Former Army football standout Brett Toth will have a chance to go pro after Army officials signed a waiver allowing him to bypass the remainder of his military commitment and instead sign with an NFL team.
CNN, ESPN and numerous other news outlets reported that the Philadelphia Eagles were expected to make a formal announcement on agreeing to a contract with Toth on Friday evening.
Toth, a 2018 graduate of the U.S. Military Academy at West Point, started a game during each of his four years at the school and played every contest his senior season. Under existing Defense Department rules, he was required to serve at least two years in the active-duty Army before being considered for a waiver to pursue a professional sports career.

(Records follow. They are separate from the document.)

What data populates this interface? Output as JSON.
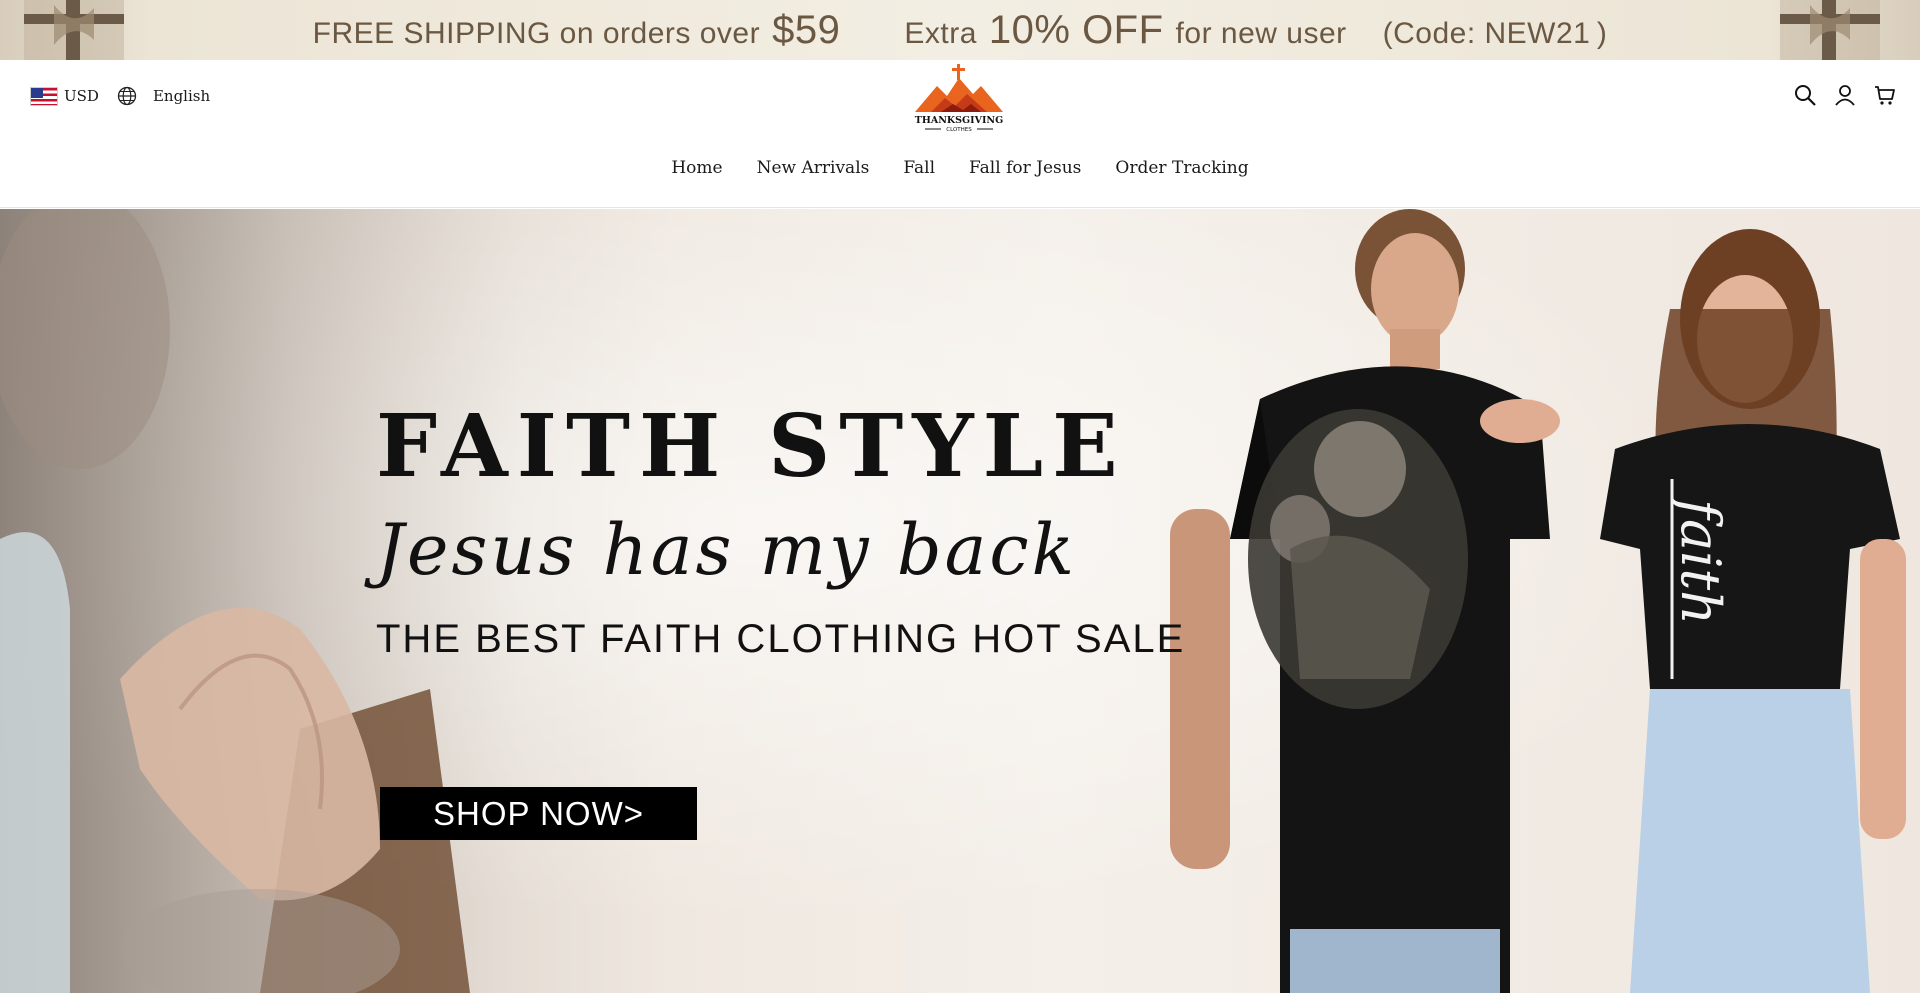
{
  "promo": {
    "shipping_prefix": "FREE SHIPPING on orders over",
    "shipping_amount": "$59",
    "extra_prefix": "Extra",
    "extra_amount": "10% OFF",
    "extra_suffix": "for new user",
    "code": "(Code: NEW21 )"
  },
  "header": {
    "currency": "USD",
    "language": "English",
    "logo": {
      "line1": "THANKSGIVING",
      "line2": "CLOTHES"
    },
    "icons": [
      "search-icon",
      "account-icon",
      "cart-icon"
    ]
  },
  "nav": {
    "items": [
      {
        "label": "Home"
      },
      {
        "label": "New Arrivals"
      },
      {
        "label": "Fall"
      },
      {
        "label": "Fall for Jesus"
      },
      {
        "label": "Order Tracking"
      }
    ]
  },
  "hero": {
    "title": "FAITH STYLE",
    "script": "Jesus has my back",
    "subtitle": "THE BEST FAITH CLOTHING HOT SALE",
    "cta": "SHOP NOW>",
    "shirt_text": "faith"
  },
  "colors": {
    "promo_text": "#6b5842",
    "logo_orange": "#e8641f",
    "cta_bg": "#000000"
  }
}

But President Donald Trump, in an event with the Army football team last May, announced he wanted to revisit those rules, saying that it would “make recruiting a little bit easier” for the service academies sports teams.

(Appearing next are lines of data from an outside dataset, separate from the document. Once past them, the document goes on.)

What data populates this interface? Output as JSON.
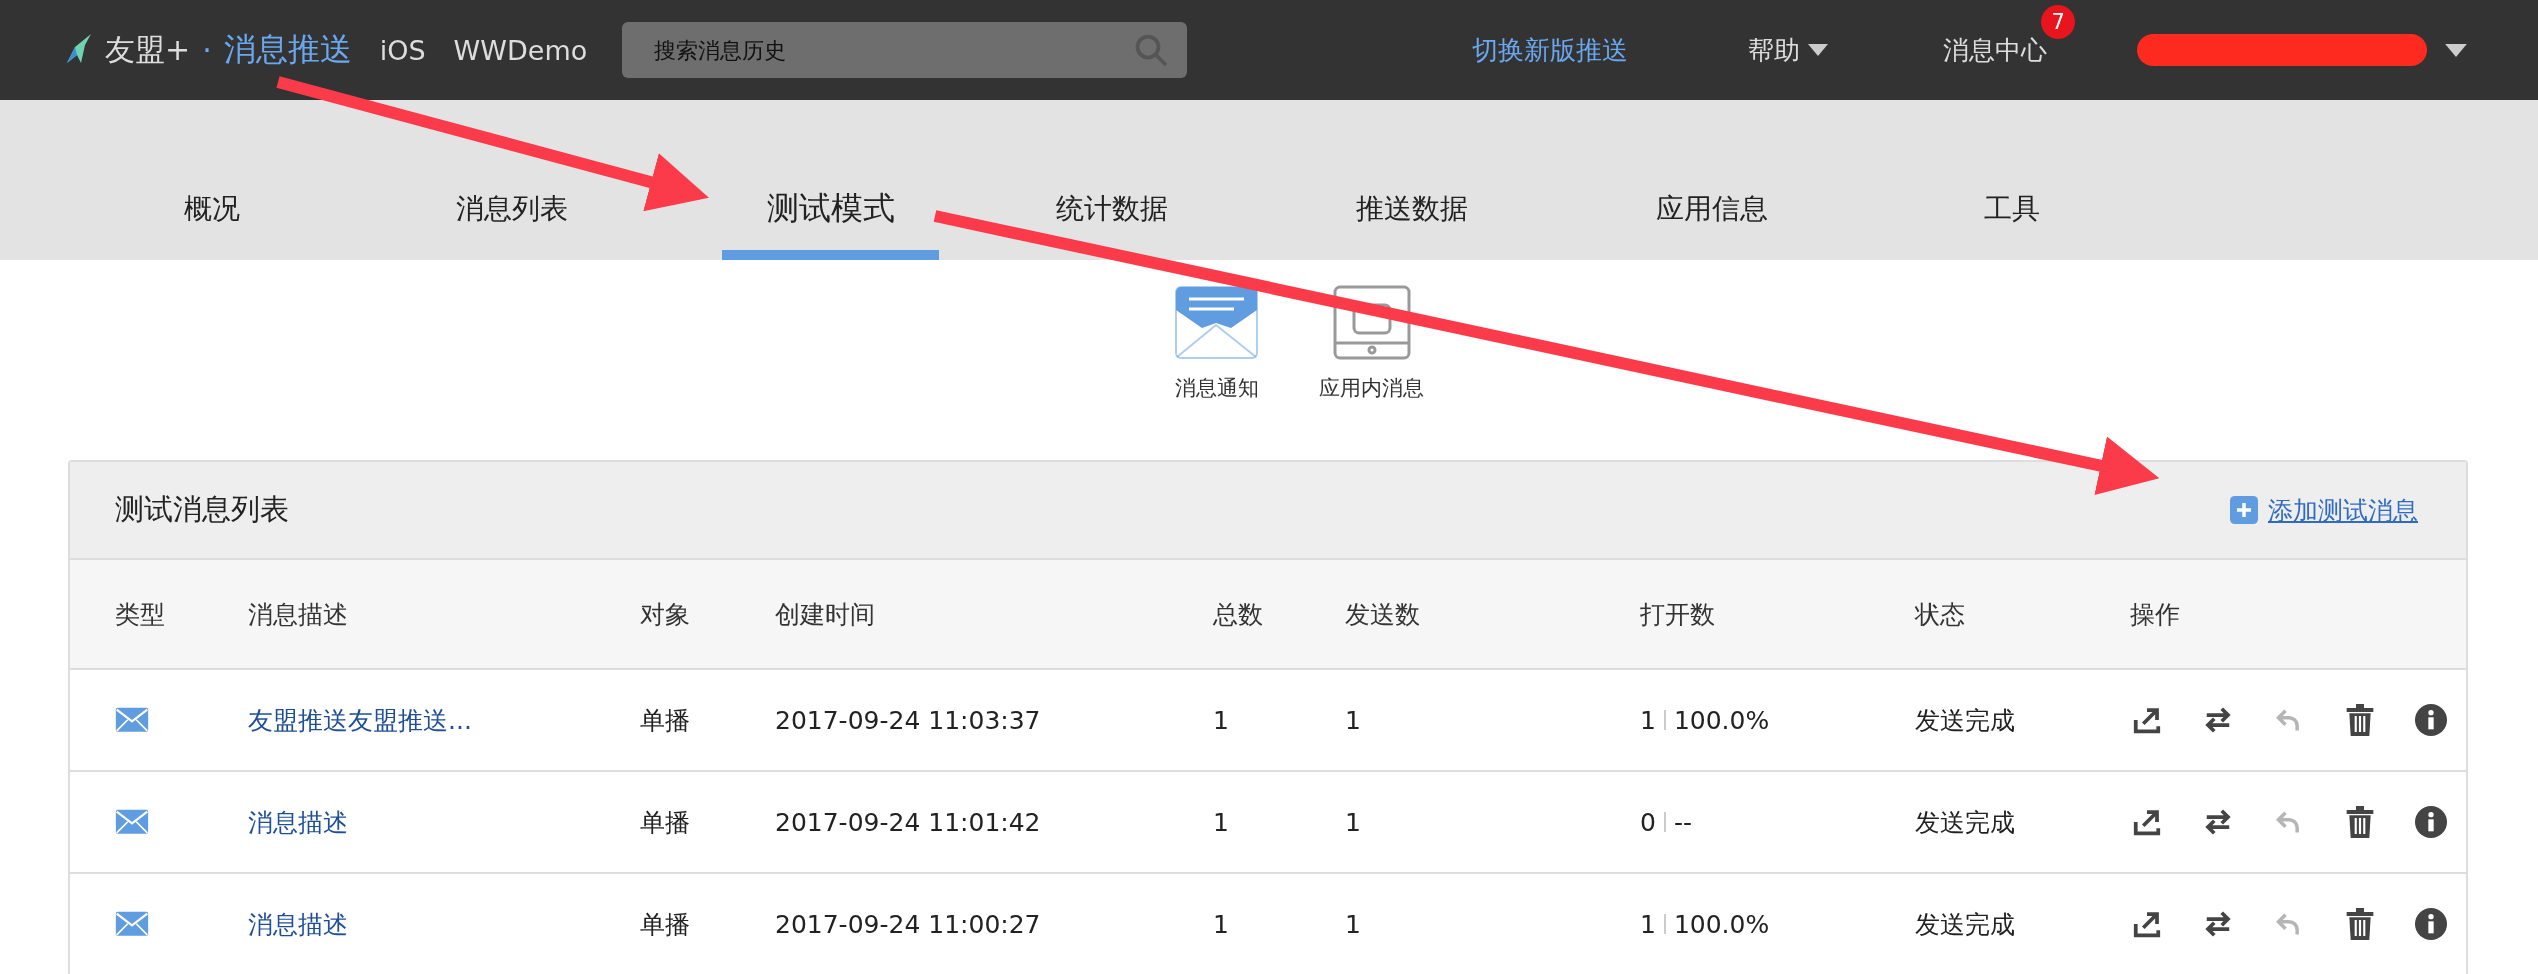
{
  "topbar": {
    "brand": "友盟+",
    "separator": "·",
    "product": "消息推送",
    "platform": "iOS",
    "app": "WWDemo",
    "search": {
      "placeholder": "搜索消息历史"
    },
    "switch_link": "切换新版推送",
    "help": "帮助",
    "messages": {
      "label": "消息中心",
      "badge": "7"
    }
  },
  "tabs": [
    {
      "label": "概况",
      "selected": false
    },
    {
      "label": "消息列表",
      "selected": false
    },
    {
      "label": "测试模式",
      "selected": true
    },
    {
      "label": "统计数据",
      "selected": false
    },
    {
      "label": "推送数据",
      "selected": false
    },
    {
      "label": "应用信息",
      "selected": false
    },
    {
      "label": "工具",
      "selected": false
    }
  ],
  "message_types": [
    {
      "kind": "notification",
      "label": "消息通知",
      "selected": true
    },
    {
      "kind": "in_app",
      "label": "应用内消息",
      "selected": false
    }
  ],
  "panel": {
    "title": "测试消息列表",
    "add_link": "添加测试消息",
    "columns": [
      "类型",
      "消息描述",
      "对象",
      "创建时间",
      "总数",
      "发送数",
      "打开数",
      "状态",
      "操作"
    ],
    "rows": [
      {
        "description": "友盟推送友盟推送...",
        "target": "单播",
        "created": "2017-09-24 11:03:37",
        "total": "1",
        "sent": "1",
        "opened": "1",
        "open_rate": "100.0%",
        "status": "发送完成",
        "actions": [
          {
            "kind": "export",
            "disabled": false
          },
          {
            "kind": "swap",
            "disabled": false
          },
          {
            "kind": "undo",
            "disabled": true
          },
          {
            "kind": "delete",
            "disabled": false
          },
          {
            "kind": "info",
            "disabled": false
          }
        ]
      },
      {
        "description": "消息描述",
        "target": "单播",
        "created": "2017-09-24 11:01:42",
        "total": "1",
        "sent": "1",
        "opened": "0",
        "open_rate": "--",
        "status": "发送完成",
        "actions": [
          {
            "kind": "export",
            "disabled": false
          },
          {
            "kind": "swap",
            "disabled": false
          },
          {
            "kind": "undo",
            "disabled": true
          },
          {
            "kind": "delete",
            "disabled": false
          },
          {
            "kind": "info",
            "disabled": false
          }
        ]
      },
      {
        "description": "消息描述",
        "target": "单播",
        "created": "2017-09-24 11:00:27",
        "total": "1",
        "sent": "1",
        "opened": "1",
        "open_rate": "100.0%",
        "status": "发送完成",
        "actions": [
          {
            "kind": "export",
            "disabled": false
          },
          {
            "kind": "swap",
            "disabled": false
          },
          {
            "kind": "undo",
            "disabled": true
          },
          {
            "kind": "delete",
            "disabled": false
          },
          {
            "kind": "info",
            "disabled": false
          }
        ]
      }
    ]
  }
}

In June, White House officials announced Trump had instructed Pentagon officials to develop new rules for the athletes with outstanding military obligations, in particular those who are selected in professional sports drafts.

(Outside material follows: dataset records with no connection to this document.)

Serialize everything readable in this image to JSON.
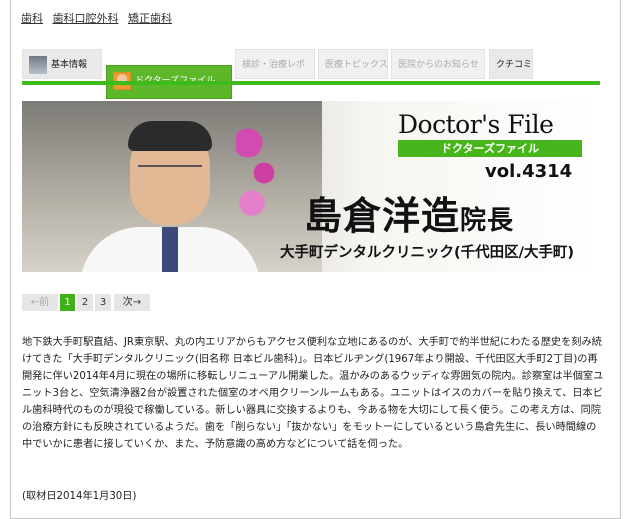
{
  "categories": [
    "歯科",
    "歯科口腔外科",
    "矯正歯科"
  ],
  "tabs": {
    "basic": "基本情報",
    "doctor": "ドクターズファイル",
    "checkup": "検診・治療レポ",
    "topics": "医療トピックス",
    "notice": "医院からのお知らせ",
    "review": "クチコミ"
  },
  "hero": {
    "logo_title": "Doctor's File",
    "logo_sub": "ドクターズファイル",
    "vol": "vol.4314",
    "name": "島倉洋造",
    "role": "院長",
    "clinic": "大手町デンタルクリニック(千代田区/大手町)"
  },
  "pager": {
    "prev": "←前",
    "pages": [
      "1",
      "2",
      "3"
    ],
    "current": "1",
    "next": "次→"
  },
  "article": "地下鉄大手町駅直結、JR東京駅、丸の内エリアからもアクセス便利な立地にあるのが、大手町で約半世紀にわたる歴史を刻み続けてきた「大手町デンタルクリニック(旧名称 日本ビル歯科)」。日本ビルヂング(1967年より開設、千代田区大手町2丁目)の再開発に伴い2014年4月に現在の場所に移転しリニューアル開業した。温かみのあるウッディな雰囲気の院内。診察室は半個室ユニット3台と、空気清浄器2台が設置された個室のオペ用クリーンルームもある。ユニットはイスのカバーを貼り換えて、日本ビル歯科時代のものが現役で稼働している。新しい器具に交換するよりも、今ある物を大切にして長く使う。この考え方は、同院の治療方針にも反映されているようだ。歯を「削らない」「抜かない」をモットーにしているという島倉先生に、長い時間線の中でいかに患者に接していくか、また、予防意識の高め方などについて話を伺った。",
  "interview_date": "(取材日2014年1月30日)"
}
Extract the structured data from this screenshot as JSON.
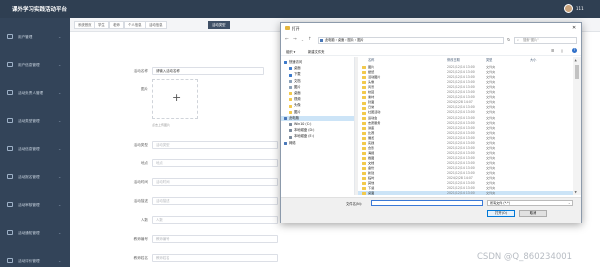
{
  "app": {
    "title": "课外学习实践活动平台",
    "user_name": "111"
  },
  "sidebar": {
    "items": [
      {
        "label": "用户管理"
      },
      {
        "label": "用户信息管理"
      },
      {
        "label": "活动负责人管理"
      },
      {
        "label": "活动类型管理"
      },
      {
        "label": "活动信息管理"
      },
      {
        "label": "活动报名管理"
      },
      {
        "label": "活动审核管理"
      },
      {
        "label": "活动通知管理"
      },
      {
        "label": "活动评价管理"
      }
    ]
  },
  "tabs": [
    {
      "label": "系统首页"
    },
    {
      "label": "学生"
    },
    {
      "label": "老师"
    },
    {
      "label": "个人信息"
    },
    {
      "label": "活动信息"
    },
    {
      "label": "活动类型"
    }
  ],
  "form": {
    "fields": [
      {
        "label": "活动名称",
        "value": "请输入活动名称",
        "placeholder": true
      },
      {
        "label": "图片",
        "value": "",
        "placeholder": false
      },
      {
        "label": "活动类型",
        "value": "活动类型",
        "placeholder": true
      },
      {
        "label": "地点",
        "value": "地点",
        "placeholder": true
      },
      {
        "label": "活动时间",
        "value": "活动时间",
        "placeholder": true
      },
      {
        "label": "活动描述",
        "value": "活动描述",
        "placeholder": true
      },
      {
        "label": "人数",
        "value": "人数",
        "placeholder": true
      },
      {
        "label": "负责人",
        "value": "负责人",
        "placeholder": true
      },
      {
        "label": "教师编号",
        "value": "教师编号",
        "placeholder": true
      },
      {
        "label": "教师姓名",
        "value": "教师姓名",
        "placeholder": true
      }
    ],
    "upload_tip": "点击上传图片"
  },
  "dialog": {
    "title": "打开",
    "address_path": "此电脑 › 桌面 › 图片 › 图片",
    "search_placeholder": "搜索\"图片\"",
    "organize_label": "组织 ▾",
    "new_folder_label": "新建文件夹",
    "nav_items": [
      {
        "label": "快速访问",
        "icon_color": "#3a78c9",
        "indent": 0
      },
      {
        "label": "桌面",
        "icon_color": "#3a78c9",
        "indent": 1
      },
      {
        "label": "下载",
        "icon_color": "#3a78c9",
        "indent": 1
      },
      {
        "label": "文档",
        "icon_color": "#8aa0b8",
        "indent": 1
      },
      {
        "label": "图片",
        "icon_color": "#8aa0b8",
        "indent": 1
      },
      {
        "label": "桌面",
        "icon_color": "#f2c94c",
        "indent": 1
      },
      {
        "label": "视频",
        "icon_color": "#f2c94c",
        "indent": 1
      },
      {
        "label": "头像",
        "icon_color": "#f2c94c",
        "indent": 1
      },
      {
        "label": "图片",
        "icon_color": "#f2c94c",
        "indent": 1
      },
      {
        "label": "此电脑",
        "icon_color": "#4a78b8",
        "indent": 0,
        "selected": true
      },
      {
        "label": "Win10 (C:)",
        "icon_color": "#7a8a9c",
        "indent": 1
      },
      {
        "label": "本地磁盘 (D:)",
        "icon_color": "#7a8a9c",
        "indent": 1
      },
      {
        "label": "本地磁盘 (E:)",
        "icon_color": "#7a8a9c",
        "indent": 1
      },
      {
        "label": "网络",
        "icon_color": "#4a78b8",
        "indent": 0
      }
    ],
    "columns": {
      "name": "名称",
      "date": "修改日期",
      "type": "类型",
      "size": "大小"
    },
    "files": [
      {
        "name": "图片",
        "date": "2021/12/14 13:00",
        "type": "文件夹"
      },
      {
        "name": "壁纸",
        "date": "2021/12/14 13:00",
        "type": "文件夹"
      },
      {
        "name": "活动图片",
        "date": "2021/12/14 13:00",
        "type": "文件夹"
      },
      {
        "name": "头像",
        "date": "2021/12/14 13:00",
        "type": "文件夹"
      },
      {
        "name": "风景",
        "date": "2021/12/14 13:00",
        "type": "文件夹"
      },
      {
        "name": "校园",
        "date": "2021/12/14 13:00",
        "type": "文件夹"
      },
      {
        "name": "素材",
        "date": "2021/12/14 13:00",
        "type": "文件夹"
      },
      {
        "name": "封面",
        "date": "2024/2/28 14:07",
        "type": "文件夹"
      },
      {
        "name": "日常",
        "date": "2021/12/14 13:00",
        "type": "文件夹"
      },
      {
        "name": "社团活动",
        "date": "2021/12/14 13:00",
        "type": "文件夹"
      },
      {
        "name": "运动会",
        "date": "2021/12/14 13:00",
        "type": "文件夹"
      },
      {
        "name": "志愿服务",
        "date": "2021/12/14 13:00",
        "type": "文件夹"
      },
      {
        "name": "讲座",
        "date": "2021/12/14 13:00",
        "type": "文件夹"
      },
      {
        "name": "比赛",
        "date": "2021/12/14 13:00",
        "type": "文件夹"
      },
      {
        "name": "展览",
        "date": "2021/12/14 13:00",
        "type": "文件夹"
      },
      {
        "name": "实践",
        "date": "2021/12/14 13:00",
        "type": "文件夹"
      },
      {
        "name": "合影",
        "date": "2021/12/14 13:00",
        "type": "文件夹"
      },
      {
        "name": "海报",
        "date": "2021/12/14 13:00",
        "type": "文件夹"
      },
      {
        "name": "截图",
        "date": "2021/12/14 13:00",
        "type": "文件夹"
      },
      {
        "name": "文档",
        "date": "2021/12/14 13:00",
        "type": "文件夹"
      },
      {
        "name": "备份",
        "date": "2021/12/14 13:00",
        "type": "文件夹"
      },
      {
        "name": "新建",
        "date": "2021/12/14 13:00",
        "type": "文件夹"
      },
      {
        "name": "临时",
        "date": "2024/2/28 14:07",
        "type": "文件夹"
      },
      {
        "name": "其他",
        "date": "2021/12/14 13:00",
        "type": "文件夹"
      },
      {
        "name": "下载",
        "date": "2021/12/14 13:00",
        "type": "文件夹"
      },
      {
        "name": "桌面",
        "date": "2021/12/14 13:00",
        "type": "文件夹",
        "selected": true
      }
    ],
    "filename_label": "文件名(N):",
    "filetype_value": "所有文件 (*.*)",
    "open_label": "打开(O)",
    "cancel_label": "取消"
  },
  "watermark": "CSDN @Q_860234001",
  "colors": {
    "topbar": "#2f3f52",
    "sidebar": "#334459",
    "tab_active": "#3f5066",
    "selection": "#cce4f7"
  }
}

Army officials did not return requests for comment on Toth’s waiver. CNN reported that acting Army Secretary Ryan McCarthy signed the paperwork for Toth to play professional football on Thursday night.
Toth, who was listed at 6-foot-6-inches and nearly 300 pounds in the Army football media guide, would join the professional ranking just a few weeks before the start of the new season.
The Philadelphia Eagles won the Super Bowl two years ago and finished in the second round of the playoffs last season.
Earlier this year, the Minnesota Vikings selected Air Force long snapper Austin Cutting in the seventh round of the 2019 National Football League draft. He has been practicing with the team throughout training camp this summer.
At least three other service academy graduates are currently on NFL rosters: San Francisco 49ers guard Ben Garland, a former airman; Pittsburgh Steelers tackle Alejandro Villanueva, a former soldier; and New England Patriots long snapper Joe Cardona, who still serves as a naval reservist.